O ator, dramaturgo e diretor teatral Clayton Nascimento, tinha ido ao cinema na movimentada região da Avenida Paulista, em São Paulo. Enquanto aguardava o ônibus em um ponto, na volta para casa, um casal de desconhecidos se aproximou e o acusou de ter assaltado o mercadinho de sua propriedade. Surpreso e perplexo com a acusação, Nascimento negou veementemente ser o responsável pelo crime e pediu ajuda às pessoas ao redor. Infelizmente, ninguém interveio; pelo contrário, se afastaram, enquanto o artista continuava sendo agredido. Ele foi confundido pelo simples motivo de ser um homem negro, aproximadamente da mesma idade e estatura física do suspeito.
O incidente vivenciado por Nascimento, é um revoltante exemplo da rápida disposição das pessoas em rotular e acusar com base em estereótipos raciais. O fato de Nascimento ter sido confundido com um assaltante simplesmente por sua semelhança física com o verdadeiro suspeito ressalta a persistente utilização da cor da pele como critério para julgamentos precipitados e injustos.
Nesse contexto, o premiado espetáculo Macacos, apresentado no teatro Sesc da Esquina, na programação do Festival de Curitiba, emerge como uma obra contundente que desafia as narrativas dominantes da história brasileira. Ao adotar um título que resgata um insulto racial histórico, a peça busca reinterpretar o passado do país a partir de uma perspectiva negra, revelando as vozes silenciadas e as experiências marginalizadas frequentemente ignoradas nas versões tradicionais da história.
A abordagem teatral empregada por Nascimento com quebras da “quarta parede” e uma imersão na realidade nua do racismo estrutural, convida o público a confrontar sua própria complacência diante das injustiças raciais. A energia vibrante e o carisma do artista, que também narra sua história, capturam a atenção da audiência, enquanto ele mergulha nas profundezas das inúmeras tragédias – são muitas, perturbadoras – enfrentadas pelo povo preto, desafiando convenções estéticas para garantir que suas mensagens ressoem com autenticidade e impacto. Por sua atuação, Nascimento venceu os prêmios Shell de melhor ator e da Associação Paulista dos Críticos de Arte (APCA), na mesma categoria.
A abordagem teatral empregada por Nascimento com quebras da “quarta parede” e uma imersão na realidade nua do racismo estrutural, convida o público a confrontar sua própria complacência diante das injustiças raciais.
Entre as tragédias abordadas por Macacos, uma tem centralidade na narrativa da peça: o caso do menino Eduardo de Jesus Ferreira, assassinado pela Polícia Militar do Rio de Janeiro em 2015. Ele tinha apenas 9 para 10 anos, e foi atingido por um tiro na cabeça enquanto brincava na porta de casa, no Complexo do Alemão, zona norte do Rio. Segundo testemunhas, o disparo foi feito por um PM durante uma operação na região. A morte gerou uma grande comoção e protestos por justiça.
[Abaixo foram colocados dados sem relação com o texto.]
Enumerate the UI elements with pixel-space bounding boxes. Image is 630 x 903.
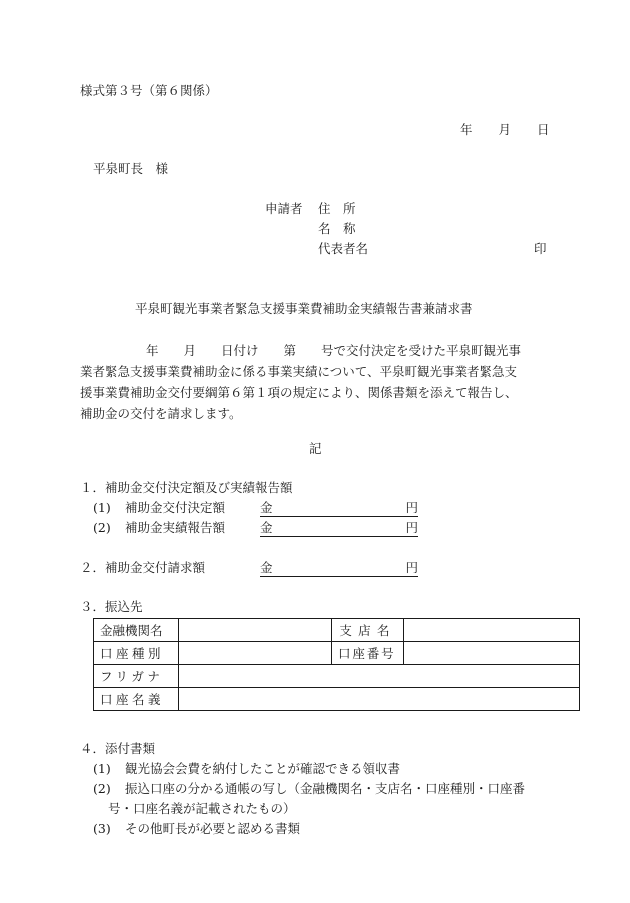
date-day: 日 [537, 122, 550, 137]
date-month: 月 [498, 122, 512, 137]
account-number-label: 口座番号 [332, 642, 404, 665]
attachment-3-number: (3) [93, 821, 111, 836]
item-number: (1) [93, 500, 111, 515]
section1-item-2-label: 補助金実績報告額 [125, 520, 226, 535]
section1-item-1-label: 補助金交付決定額 [125, 500, 226, 515]
attachment-1-text: 観光協会会費を納付したことが確認できる領収書 [125, 761, 401, 776]
branch-field[interactable] [404, 619, 580, 642]
body-line-1: 年 月 日付け 第 号で交付決定を受けた平泉町観光事 [146, 343, 522, 358]
attachment-3-text: その他町長が必要と認める書類 [125, 821, 301, 836]
attachment-2-number: (2) [93, 781, 111, 796]
table-row [94, 642, 580, 665]
furigana-label: フリガナ [94, 665, 179, 688]
applicant-address-label: 住 所 [318, 201, 356, 216]
body-line-3: 援事業費補助金交付要綱第６第１項の規定により、関係書類を添えて報告し、 [80, 385, 518, 400]
bank-account-table [93, 618, 580, 711]
account-number-field[interactable] [404, 642, 580, 665]
section1-item-1 [93, 500, 111, 516]
account-holder-field[interactable] [179, 688, 580, 711]
attachment-1-number: (1) [93, 761, 111, 776]
attachment-2-text: 振込口座の分かる通帳の写し（金融機関名・支店名・口座種別・口座番 [125, 781, 526, 796]
item-number: (2) [93, 520, 111, 535]
amount-unit: 円 [405, 520, 418, 535]
table-row [94, 665, 580, 688]
bank-name-label: 金融機関名 [94, 619, 179, 642]
addressee: 平泉町長 様 [93, 161, 169, 176]
seal-mark: 印 [534, 241, 547, 256]
section1-item-2 [93, 520, 111, 536]
account-type-field[interactable] [179, 642, 332, 665]
section3-heading: ３．振込先 [80, 599, 143, 614]
amount-unit: 円 [405, 560, 418, 575]
table-row [94, 619, 580, 642]
branch-label: 支店名 [332, 619, 404, 642]
applicant-label: 申請者 [265, 201, 303, 216]
section1-item-2-amount-field[interactable] [260, 520, 418, 537]
section2-amount-field[interactable] [260, 560, 418, 577]
amount-prefix: 金 [260, 520, 273, 535]
table-row [94, 688, 580, 711]
document-title: 平泉町観光事業者緊急支援事業費補助金実績報告書兼請求書 [135, 301, 473, 316]
ki-mark: 記 [309, 441, 322, 456]
account-type-label: 口座種別 [94, 642, 179, 665]
furigana-field[interactable] [179, 665, 580, 688]
applicant-name-label: 名 称 [318, 221, 356, 236]
section4-heading: ４．添付書類 [80, 741, 156, 756]
section1-item-1-amount-field[interactable] [260, 500, 418, 517]
attachment-2-text-cont: 号・口座名義が記載されたもの） [108, 801, 296, 816]
date-line [460, 122, 550, 138]
section2-heading: ２．補助金交付請求額 [80, 560, 206, 575]
bank-name-field[interactable] [179, 619, 332, 642]
date-year: 年 [460, 122, 473, 137]
amount-unit: 円 [405, 500, 418, 515]
body-paragraph [80, 340, 556, 424]
body-line-4: 補助金の交付を請求します。 [80, 406, 242, 421]
body-line-2: 業者緊急支援事業費補助金に係る事業実績について、平泉町観光事業者緊急支 [80, 364, 518, 379]
amount-prefix: 金 [260, 500, 273, 515]
account-holder-label: 口座名義 [94, 688, 179, 711]
section1-heading: １．補助金交付決定額及び実績報告額 [80, 480, 293, 495]
applicant-representative-label: 代表者名 [318, 241, 369, 256]
form-number: 様式第３号（第６関係） [80, 83, 218, 98]
amount-prefix: 金 [260, 560, 273, 575]
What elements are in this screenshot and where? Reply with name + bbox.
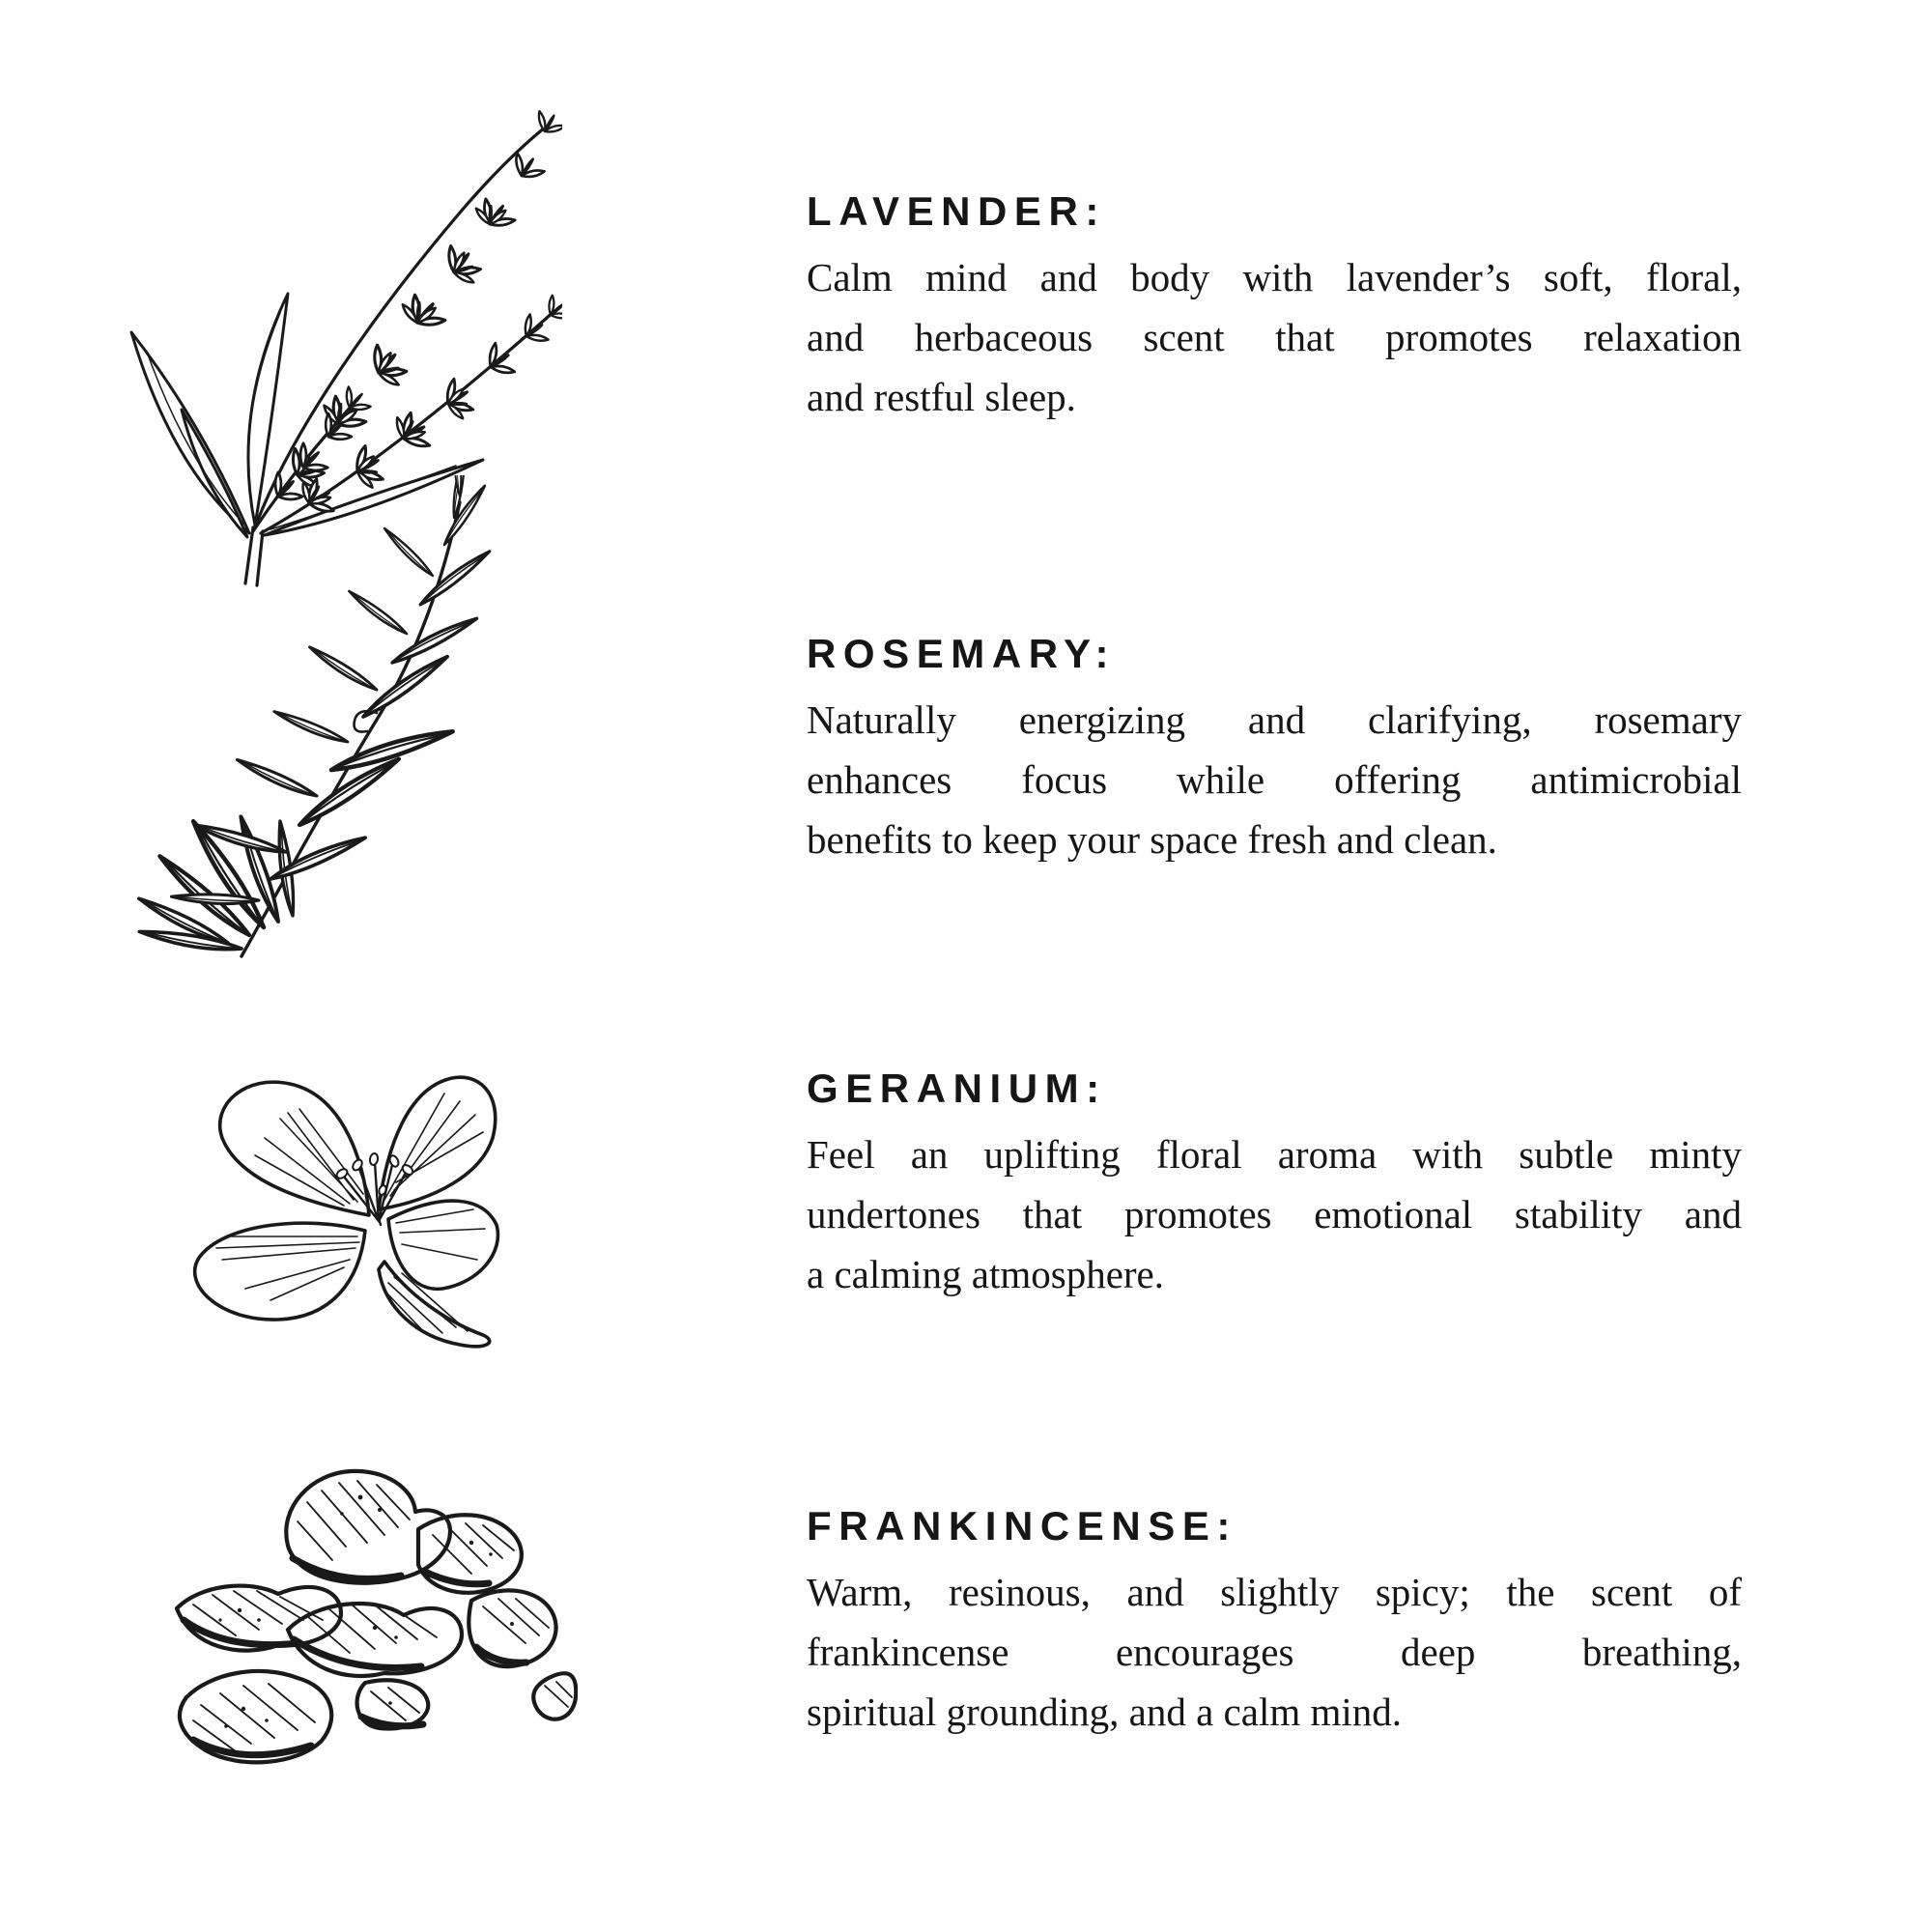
rosemary-text bbox=[807, 632, 1742, 869]
body-line: and herbaceous scent that promotes relaxation bbox=[807, 315, 1742, 359]
body-line: spiritual grounding, and a calm mind. bbox=[807, 1690, 1403, 1734]
frankincense-description bbox=[807, 1562, 1742, 1742]
lavender-text bbox=[807, 189, 1742, 427]
body-line: enhances focus while offering antimicrobial bbox=[807, 757, 1742, 802]
geranium-text bbox=[807, 1066, 1742, 1304]
geranium-flower-illustration bbox=[164, 1059, 504, 1363]
frankincense-resin-illustration bbox=[143, 1454, 578, 1782]
lavender-description bbox=[807, 247, 1742, 427]
rosemary-sprig-illustration bbox=[133, 475, 544, 968]
rosemary-heading: ROSEMARY: bbox=[807, 631, 1117, 676]
body-line: Naturally energizing and clarifying, rosemary bbox=[807, 697, 1742, 742]
geranium-description bbox=[807, 1124, 1742, 1304]
frankincense-text bbox=[807, 1504, 1742, 1742]
frankincense-heading: FRANKINCENSE: bbox=[807, 1503, 1237, 1548]
body-line: benefits to keep your space fresh and clean. bbox=[807, 817, 1497, 862]
body-line: and restful sleep. bbox=[807, 375, 1076, 419]
geranium-heading: GERANIUM: bbox=[807, 1065, 1107, 1111]
body-line: Calm mind and body with lavender’s soft, floral, bbox=[807, 255, 1742, 299]
body-line: undertones that promotes emotional stability and bbox=[807, 1192, 1742, 1236]
body-line: Feel an uplifting floral aroma with subtle minty bbox=[807, 1132, 1742, 1177]
rosemary-description bbox=[807, 690, 1742, 869]
body-line: Warm, resinous, and slightly spicy; the scent of bbox=[807, 1570, 1742, 1614]
lavender-heading: LAVENDER: bbox=[807, 188, 1106, 234]
body-line: a calming atmosphere. bbox=[807, 1252, 1165, 1296]
body-line: frankincense encourages deep breathing, bbox=[807, 1630, 1742, 1674]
Após a morte de seu filho Eduardo, Terezinha Maria de Jesus, tornou-se uma figura central na luta por justiça e contra a violência policial no Brasil. Ela virou um símbolo de resistência e determinação na busca por responsabilização pelas mortes injustas cometidas pela polícia. Na narrativa de Macacos, ela é mais do que um caso narrado. É personagem central.
‘Macacos’: duração
A duração do espetáculo além do tempo previsto pode refletir tanto a urgência do tema quanto os desafios enfrentados pelo artista ao assumir múltiplos papéis na produção – a peça começou às 20h30 e terminou perto da meia-noite. Valeu cada minuto!
A duração prolongada é justificada pela intensidade e relevância das questões abordadas, evidenciando a necessidade de um diálogo prolongado e reflexivo sobre o racismo no Brasil. O cerne do espetáculo reside na expressão do sofrimento e da resiliência do povo negro, continuamente marginalizado e vitimizado pela sociedade. A tensão palpável presente na obra serve como um lembrete poderoso da urgência de ações concretas e antirracistas em todos os aspectos da vida cotidiana, provocando o público a questionar suas próprias cumplicidades e privilégios.
Ao fim da apresentação, permanece uma sensação de profundo desconforto e inquietação, acompanhada pela inevitável pergunta sobre quando e como a sociedade brasileira finalmente enfrentará as terríveis realidades do racismo e se comprometerá verdadeiramente com a justiça e a igualdade para todos.